Ontario Regional Chief Day: Changes are coming – by Rick Owen (Kirkland Lake Northern News – August 17, 2016)


Ontario Region Chief Isadore Day was in Kirkland Lake Friday when Premier Wynne toured Northern College.

The Regional Chief and one other First Nation leader did meet privately with Premier Wynne prior to the tour of the Kirkland Lake Campus. No other politicians, including Kirkland Lake Mayor Tony Antoniazzi got to meet privately with the Premier.

After the tour, Chief Day stayed to answer questions from the media. The Chief said there are challenges concerning exploration and First Nations and that the Ontario Mining Act was 143 years old prior to it being opened up.

“Our First Nations communities gave us very clear direction that they wanted Aboriginal treaty rights respected within the Mining Act,” he said. “We brought that forward and that’s now one of the main reasons why the prospectors and developers are having a challenging time working with First Nations.”

What needs to happen, he said, is the interpretation of what Aboriginal treaty rights mean in the Mining Act, and a recognition from industry that it’s no longer going to be the way it was for 143 years.

“What does that mean on the ground? That is going to be the question.

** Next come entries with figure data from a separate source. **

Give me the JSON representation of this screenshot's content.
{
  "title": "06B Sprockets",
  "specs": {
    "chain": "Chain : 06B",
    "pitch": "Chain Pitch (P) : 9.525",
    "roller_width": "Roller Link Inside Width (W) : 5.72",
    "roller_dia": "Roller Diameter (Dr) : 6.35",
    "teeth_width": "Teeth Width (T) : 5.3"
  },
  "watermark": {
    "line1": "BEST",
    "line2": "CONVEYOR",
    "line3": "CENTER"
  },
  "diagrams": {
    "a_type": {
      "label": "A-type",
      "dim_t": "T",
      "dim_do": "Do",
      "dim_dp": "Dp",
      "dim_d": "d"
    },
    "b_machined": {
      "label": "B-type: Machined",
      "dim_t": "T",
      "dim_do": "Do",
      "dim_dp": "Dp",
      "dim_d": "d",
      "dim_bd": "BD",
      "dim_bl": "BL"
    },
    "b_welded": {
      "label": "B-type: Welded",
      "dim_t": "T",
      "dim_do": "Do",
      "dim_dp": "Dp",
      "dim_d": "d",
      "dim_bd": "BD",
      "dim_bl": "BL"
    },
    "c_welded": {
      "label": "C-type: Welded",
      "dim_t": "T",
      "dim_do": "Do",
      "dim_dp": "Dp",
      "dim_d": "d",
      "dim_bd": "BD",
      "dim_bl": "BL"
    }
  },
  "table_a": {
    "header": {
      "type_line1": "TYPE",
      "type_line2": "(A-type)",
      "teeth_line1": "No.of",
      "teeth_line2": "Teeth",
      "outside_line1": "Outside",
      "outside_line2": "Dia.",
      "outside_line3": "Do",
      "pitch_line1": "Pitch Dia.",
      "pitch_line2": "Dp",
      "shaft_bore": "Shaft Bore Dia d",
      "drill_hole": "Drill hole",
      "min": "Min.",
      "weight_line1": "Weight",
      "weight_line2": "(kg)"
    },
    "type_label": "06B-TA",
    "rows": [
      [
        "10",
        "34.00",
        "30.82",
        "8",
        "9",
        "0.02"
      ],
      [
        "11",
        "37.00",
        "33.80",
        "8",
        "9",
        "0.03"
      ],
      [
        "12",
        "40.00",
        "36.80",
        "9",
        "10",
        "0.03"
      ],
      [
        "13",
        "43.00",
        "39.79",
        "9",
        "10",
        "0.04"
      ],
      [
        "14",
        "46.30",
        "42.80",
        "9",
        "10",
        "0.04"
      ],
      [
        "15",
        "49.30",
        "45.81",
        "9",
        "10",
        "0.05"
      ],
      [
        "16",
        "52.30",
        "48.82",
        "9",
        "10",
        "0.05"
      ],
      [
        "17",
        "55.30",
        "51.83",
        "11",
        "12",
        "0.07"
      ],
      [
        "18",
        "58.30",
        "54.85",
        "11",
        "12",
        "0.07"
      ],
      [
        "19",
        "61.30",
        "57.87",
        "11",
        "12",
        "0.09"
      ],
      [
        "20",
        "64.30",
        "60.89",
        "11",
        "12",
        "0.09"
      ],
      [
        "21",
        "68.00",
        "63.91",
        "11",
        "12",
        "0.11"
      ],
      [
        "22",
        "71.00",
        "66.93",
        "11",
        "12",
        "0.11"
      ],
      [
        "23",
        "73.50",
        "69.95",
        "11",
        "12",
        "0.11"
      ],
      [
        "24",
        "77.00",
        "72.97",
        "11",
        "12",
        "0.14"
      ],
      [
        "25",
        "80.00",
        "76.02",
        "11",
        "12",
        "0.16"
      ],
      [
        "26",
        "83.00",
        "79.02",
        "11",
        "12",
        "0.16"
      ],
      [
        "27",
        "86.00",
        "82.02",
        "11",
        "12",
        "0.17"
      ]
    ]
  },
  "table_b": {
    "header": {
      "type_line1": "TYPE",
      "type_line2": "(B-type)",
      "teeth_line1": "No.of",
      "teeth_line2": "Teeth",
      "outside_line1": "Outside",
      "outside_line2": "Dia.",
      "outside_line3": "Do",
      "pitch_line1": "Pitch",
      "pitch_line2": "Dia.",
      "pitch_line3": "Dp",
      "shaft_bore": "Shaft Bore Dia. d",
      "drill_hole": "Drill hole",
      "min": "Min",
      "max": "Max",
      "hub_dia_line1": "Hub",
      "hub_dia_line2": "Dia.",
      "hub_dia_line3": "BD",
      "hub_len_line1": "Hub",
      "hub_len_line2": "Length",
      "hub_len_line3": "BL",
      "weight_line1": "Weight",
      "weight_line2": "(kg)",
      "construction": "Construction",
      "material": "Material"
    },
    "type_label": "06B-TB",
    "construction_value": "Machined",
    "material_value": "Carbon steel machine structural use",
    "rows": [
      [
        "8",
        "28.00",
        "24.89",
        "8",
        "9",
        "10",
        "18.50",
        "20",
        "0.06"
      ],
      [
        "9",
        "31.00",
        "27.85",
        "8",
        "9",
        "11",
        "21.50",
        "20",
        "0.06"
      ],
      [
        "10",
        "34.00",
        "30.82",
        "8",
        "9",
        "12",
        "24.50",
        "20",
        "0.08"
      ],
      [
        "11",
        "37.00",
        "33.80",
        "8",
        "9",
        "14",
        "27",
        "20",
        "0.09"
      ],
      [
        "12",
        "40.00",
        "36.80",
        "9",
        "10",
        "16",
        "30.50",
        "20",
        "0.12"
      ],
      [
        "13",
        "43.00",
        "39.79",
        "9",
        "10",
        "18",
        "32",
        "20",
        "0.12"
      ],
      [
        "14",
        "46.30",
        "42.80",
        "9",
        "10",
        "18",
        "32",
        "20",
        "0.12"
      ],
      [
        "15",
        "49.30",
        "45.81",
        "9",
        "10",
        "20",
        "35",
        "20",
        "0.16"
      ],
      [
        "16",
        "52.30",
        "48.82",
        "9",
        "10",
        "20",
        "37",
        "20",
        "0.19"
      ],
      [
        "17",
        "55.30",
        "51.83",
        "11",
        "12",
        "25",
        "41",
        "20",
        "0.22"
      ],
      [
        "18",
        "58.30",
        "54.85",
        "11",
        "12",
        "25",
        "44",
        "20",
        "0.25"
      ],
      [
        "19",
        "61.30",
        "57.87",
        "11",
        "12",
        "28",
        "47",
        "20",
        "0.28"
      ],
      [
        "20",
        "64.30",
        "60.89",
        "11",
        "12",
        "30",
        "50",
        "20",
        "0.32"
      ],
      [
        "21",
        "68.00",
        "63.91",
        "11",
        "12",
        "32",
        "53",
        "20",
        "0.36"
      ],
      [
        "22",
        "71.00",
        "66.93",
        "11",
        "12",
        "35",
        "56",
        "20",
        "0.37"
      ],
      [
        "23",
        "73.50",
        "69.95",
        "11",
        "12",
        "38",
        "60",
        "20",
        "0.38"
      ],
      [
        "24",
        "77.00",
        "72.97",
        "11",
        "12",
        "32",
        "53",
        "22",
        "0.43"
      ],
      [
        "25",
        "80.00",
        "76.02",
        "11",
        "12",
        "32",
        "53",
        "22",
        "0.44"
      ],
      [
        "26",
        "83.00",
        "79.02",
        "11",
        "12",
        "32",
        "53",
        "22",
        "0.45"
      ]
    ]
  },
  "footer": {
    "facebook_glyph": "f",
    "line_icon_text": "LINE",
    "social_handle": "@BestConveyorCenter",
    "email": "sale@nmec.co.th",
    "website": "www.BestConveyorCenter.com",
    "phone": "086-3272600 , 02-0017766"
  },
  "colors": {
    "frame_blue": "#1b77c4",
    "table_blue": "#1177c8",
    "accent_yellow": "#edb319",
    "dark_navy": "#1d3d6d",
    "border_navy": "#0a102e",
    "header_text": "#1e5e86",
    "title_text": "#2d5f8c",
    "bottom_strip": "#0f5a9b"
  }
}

I believe that we are seeing this industry evolve, you are seeing more participation of First Nations in the mining industry and rightfully so,” said Chief Day. “I think what is happening is a certainly natural reaction to the changes to the Mining Act, and I believe there is still a lot of work to do. Our work will be important in that we get things clarified with Ontario, so that way First Nations and the prospectors and developer can do better work together.”

Chief Day believes the consultation process has been looked after in the court cases of 2004 and 2005, now the challenge is accommodation and how that should occur. Putting those issues aside the Chief said, we now have another issue of the United Nations rights of Indigenous people and the principal and requirement of consent.

“What does consent mean? What is the threshold of that? So I believe that there are newer challenges. I would have to say that First Nations see the prospectors and developers, at that first initial starting point could potentially be an environmental issue and concern‚” said Chief Day.

He continued that prospectors, developers and junior mining companies aren’t the people who start the mines. At this point investors come in and make their money. What First Nations are saying, “hang on a second here, we’ve got to get to the starting point, which is the prospectors and developers.”

Chief Day said what is happening is you have people going out there and doing some drill sampling and while it seems un-intrusive, what they are doing is “formalizing and solidifying their tender to that piece of land, which is the tradition treaty land of First Nation People.”

The fact that the treaty that covers the area around Kirkland Lake states that the Crown maintained the mineral rights, is an issue of contention for Chief Day. “Our people would never surrender the land. Why would they do that? I have to declare that is a fallacy, that’s been proved time and time again. Why do we have such a backlog in mining claims, why is there so much government resistance against First Nations issues, when in the court of law we’ve won about 96 percent of cases that have landed before the Supreme court of Canada, or lower court levels. It’s because the government hasn’t held up the honour of the Crown and they have been dishonest, and they have been dishonest about the treaties as well.”

“Treaties are sacred to us. They have somehow become diminished and not relied on by government, but with Section 35, the constitutional protection of those, the government has to work at a very honourable and at least have an upfront way on these treaty issues. They can no longer use this notion that all that was surrendered,” said Chief Day. “It just doesn’t happen anymore. What has to happen is consultation and engagement. This is the weight that has been placed on the shoulders of prospectors and developers. I’ll be frank with you, that is all because of a lot of unfinished business with government and we are now working on those things.”